Furthermore, the arithmetic circuit 1 may operate by switching between two calculation modes including the low-precision calculation mode (first calculation mode) for processing low-precision (first precision) data and the high-precision calculation mode (second calculation mode). Then, in the low-precision calculation mode, the addition of the submatrix product calculated by each of all the low-precision multipliers 3 included in the present arithmetic circuit 1 is performed, whereby the low-precision matrix product operation may be performed. Furthermore, in the high-precision calculation mode, the addition of the calculation result of each of the auxiliary operators 4 included in the plurality of high-precision multipliers 2 is performed, whereby the high-precision matrix product operation may be performed.

Moreover, since each of the low-precision multipliers 3 is a circuit in which data of FP-32 is to be calculated, and each of the high-precision multipliers 2 is a circuit in which data of FP-64 is to be calculated, the operation of the matrix product of FP-32 and the operation of the matrix product of FP-64 may be performed in the arithmetic circuit 1.

Furthermore, since each of the low-precision multipliers 3 is a partial product adder circuit formed using the Wallace tree, the arithmetic circuit 1 that handles both the low-precision matrix product operation and the high-precision matrix product operation may be reliably implemented.

(D) Others

Note that various modifications may be made without departing from the gist of the present embodiment regardless of the embodiment described above.

For example, while the embodiment described above adopts the configuration in which the high-precision multiplier 2 includes the four low-precision multipliers 3 so that the circuit is shared by the four low-precision multipliers 3 and one high-precision multiplier 2, it is not limited to this.

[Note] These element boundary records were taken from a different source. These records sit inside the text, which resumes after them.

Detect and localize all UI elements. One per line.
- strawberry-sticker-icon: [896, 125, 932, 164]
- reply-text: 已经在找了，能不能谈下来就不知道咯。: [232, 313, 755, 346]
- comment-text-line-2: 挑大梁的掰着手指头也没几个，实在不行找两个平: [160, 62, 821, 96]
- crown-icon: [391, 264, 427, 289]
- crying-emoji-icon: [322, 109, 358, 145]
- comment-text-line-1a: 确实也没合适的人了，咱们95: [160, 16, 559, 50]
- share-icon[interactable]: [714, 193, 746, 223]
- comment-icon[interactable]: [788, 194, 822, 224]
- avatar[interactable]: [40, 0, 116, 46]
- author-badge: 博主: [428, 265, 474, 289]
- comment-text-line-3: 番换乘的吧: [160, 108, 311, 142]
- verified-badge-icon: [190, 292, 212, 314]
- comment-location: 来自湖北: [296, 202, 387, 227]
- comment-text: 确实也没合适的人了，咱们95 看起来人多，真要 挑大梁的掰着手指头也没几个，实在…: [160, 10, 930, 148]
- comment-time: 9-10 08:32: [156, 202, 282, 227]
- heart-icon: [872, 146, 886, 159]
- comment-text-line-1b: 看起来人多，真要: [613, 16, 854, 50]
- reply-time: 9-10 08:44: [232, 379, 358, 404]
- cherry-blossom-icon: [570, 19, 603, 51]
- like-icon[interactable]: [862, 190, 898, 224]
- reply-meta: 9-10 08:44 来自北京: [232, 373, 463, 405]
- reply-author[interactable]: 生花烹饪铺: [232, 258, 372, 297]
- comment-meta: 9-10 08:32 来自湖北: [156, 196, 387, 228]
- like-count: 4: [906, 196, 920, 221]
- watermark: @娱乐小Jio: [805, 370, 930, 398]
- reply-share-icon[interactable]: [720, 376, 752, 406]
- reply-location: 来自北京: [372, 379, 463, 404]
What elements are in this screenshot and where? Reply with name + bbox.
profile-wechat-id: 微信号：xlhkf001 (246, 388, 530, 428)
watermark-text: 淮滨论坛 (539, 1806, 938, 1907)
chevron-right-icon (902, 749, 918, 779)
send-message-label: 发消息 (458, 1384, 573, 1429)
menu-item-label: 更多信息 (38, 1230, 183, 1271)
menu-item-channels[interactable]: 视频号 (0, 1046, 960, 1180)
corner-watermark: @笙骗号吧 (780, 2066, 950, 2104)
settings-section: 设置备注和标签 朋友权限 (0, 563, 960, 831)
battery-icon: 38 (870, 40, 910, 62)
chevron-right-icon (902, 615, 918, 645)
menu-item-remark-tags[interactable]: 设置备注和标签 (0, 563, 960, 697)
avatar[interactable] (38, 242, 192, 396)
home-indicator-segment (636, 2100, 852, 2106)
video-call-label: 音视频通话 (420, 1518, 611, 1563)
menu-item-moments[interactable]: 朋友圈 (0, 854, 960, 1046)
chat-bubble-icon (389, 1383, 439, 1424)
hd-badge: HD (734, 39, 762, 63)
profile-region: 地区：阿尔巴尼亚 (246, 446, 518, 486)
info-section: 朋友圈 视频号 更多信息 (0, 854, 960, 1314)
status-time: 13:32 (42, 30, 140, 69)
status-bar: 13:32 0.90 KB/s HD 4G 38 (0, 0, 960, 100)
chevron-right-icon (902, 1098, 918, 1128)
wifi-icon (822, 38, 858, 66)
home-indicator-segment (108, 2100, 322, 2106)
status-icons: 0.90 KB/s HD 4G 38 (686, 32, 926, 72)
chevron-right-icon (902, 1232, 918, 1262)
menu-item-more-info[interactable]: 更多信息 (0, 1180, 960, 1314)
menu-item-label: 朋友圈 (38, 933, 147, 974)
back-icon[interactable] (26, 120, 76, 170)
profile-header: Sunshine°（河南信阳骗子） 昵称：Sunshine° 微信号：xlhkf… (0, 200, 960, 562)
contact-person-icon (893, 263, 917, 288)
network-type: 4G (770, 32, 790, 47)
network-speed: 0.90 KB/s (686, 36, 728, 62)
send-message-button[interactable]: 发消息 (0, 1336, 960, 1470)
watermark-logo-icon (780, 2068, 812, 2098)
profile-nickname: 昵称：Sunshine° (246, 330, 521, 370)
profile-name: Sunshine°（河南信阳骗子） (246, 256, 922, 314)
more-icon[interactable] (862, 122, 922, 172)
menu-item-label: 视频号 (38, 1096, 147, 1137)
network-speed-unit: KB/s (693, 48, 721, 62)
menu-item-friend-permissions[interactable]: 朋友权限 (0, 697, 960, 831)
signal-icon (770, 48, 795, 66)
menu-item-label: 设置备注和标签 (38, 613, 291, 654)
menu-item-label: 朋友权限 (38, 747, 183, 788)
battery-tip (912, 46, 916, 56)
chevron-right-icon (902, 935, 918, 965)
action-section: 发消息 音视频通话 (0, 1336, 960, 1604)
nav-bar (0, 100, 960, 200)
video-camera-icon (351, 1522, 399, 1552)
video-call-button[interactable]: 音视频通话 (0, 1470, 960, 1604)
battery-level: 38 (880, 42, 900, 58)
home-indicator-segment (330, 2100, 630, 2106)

For example, in the two-dimensional systolic array configuration in which the low-precision multiplier 3 is a circuit in which the data of FP-32 is to be calculated and the high-precision multiplier 2 is a circuit in which the data of FP-64 is to be calculated, the low-precision multiplier 3 may be further divided into four half-precision (e.g., FP-16) multipliers to configure 16 (=4×4) half-precision multipliers.

Furthermore, in the embodiment described above, a circuit for calculating the data of FP-32 is used as the low-precision multiplier 3, and the auxiliary operator 4 coupled thereto is combined, whereby the high-precision multiplier 2 for calculating the data of FP-64 is configured. For example, while the example is described in which the low-precision multiplier 3 is a circuit in which the data of FP-32 is to be calculated and the high-precision multiplier 2 is a circuit in which the data of FP-64 is to be calculated, it is not limited to this.

For example, a circuit for calculating the data of FP-16 may be used as the low-precision multiplier 3, and the high-precision multiplier 2 may be a circuit for calculating the data of FP-32. With this arrangement, the operation of the matrix product of FP-16 and the operation of the matrix product of FP-32 may be performed in the arithmetic circuit 1.

Furthermore, a circuit for calculating 8-bit floating point data may be used as the low-precision multiplier 3, and the high-precision multiplier 2 may be a circuit for calculating the data of FP-16. With this arrangement, the operation of the matrix product of the 8-bit floating point and the operation of the matrix product of FP-16 may be performed in the arithmetic circuit 1.

Furthermore, those skilled in the art may carry out or manufacture the present embodiment according to the disclosure described above.

All examples and conditional language provided herein are intended for the pedagogical purposes of aiding the reader in understanding the invention and the concepts contributed by the inventor to further the art, and are not to be construed as limitations to such specifically recited examples and conditions, nor does the organization of such examples in the specification relate to a showing of the superiority and inferiority of the invention. Although one or more embodiments of the present invention have been described in detail, it should be understood that the various changes, substitutions, and alterations could be made hereto without departing from the spirit and scope of the invention.